Seus contos foram publicados na Suécia no final dos anos 1970, pela revista Jules Verne Magasinet, criada em 1940, a única revista do mundo de ficção científica durante um período. Em 1972, ela passou a ser dirigida por Sam J. Lundwall, importante e influente editor de ficção científica, que assume a direção da publicação sueca. E, além de proprietário da editora Delta Förlags, Lundwall publicou uma extensa lista de livros do gênero na coleção Delta Science Fiction. Entre eles, a versão sueca do primeiro romance de André Carneiro, Piscina Livre (editora Moderna, 1980), publicado simultaneamente no Brasil. Carlos Drummond de Andrade afirmou que “em Piscina Livre, André exercita de maneira brilhante a originalidade de ficcionista”.

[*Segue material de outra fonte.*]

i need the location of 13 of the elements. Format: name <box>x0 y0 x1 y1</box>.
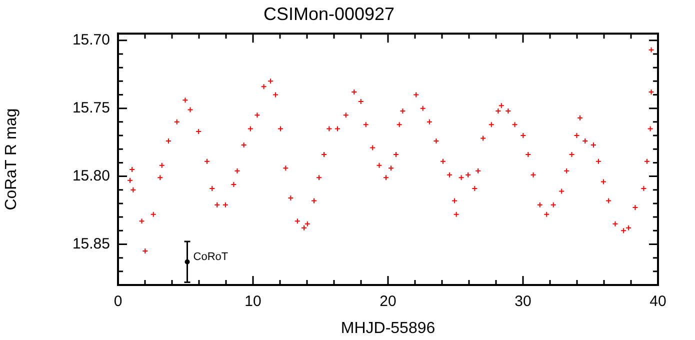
y-tick-label: 15.85 <box>72 235 110 252</box>
x-axis-title: MHJD-55896 <box>340 320 436 337</box>
x-tick-label: 40 <box>650 293 666 310</box>
series-label: CoRoT <box>193 250 228 263</box>
y-axis-title: CoRaT R mag <box>3 108 20 210</box>
chart-title: CSIMon-000927 <box>263 4 395 24</box>
x-tick-label: 10 <box>244 293 262 310</box>
x-tick-label: 0 <box>114 293 122 310</box>
x-tick-label: 20 <box>380 293 396 310</box>
y-tick-label: 15.75 <box>72 99 110 116</box>
y-tick-label: 15.70 <box>72 32 110 49</box>
x-tick-label: 30 <box>514 293 532 310</box>
y-tick-label: 15.80 <box>72 167 110 184</box>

O tema do livro gira em torno de uma nova ordem, onde envolve sexualidade e amor, como pano de fundo para a devastadora crítica à moral e aos costumes atuais. Sua assinatura estilística mostra a que nível de qualidade artística pode chegar a ficção científica quando tratada por um verdadeiro escritor, seriamente preocupado com as reações humanas e a qualidade literária de sua história. Toda a sua obra constitui uma parábola sobre o homem e o mundo, onde esbanja termos científicos e metáforas inauditas, mesclando-os a um discurso híbrido, polivalente, capaz de assombrar o leitor com a realidade dos universos paralelos, com as descobertas parapsicológicas, para fazê-lo refletir melhor acerca do rumo que toma para si a impaciente humanidade.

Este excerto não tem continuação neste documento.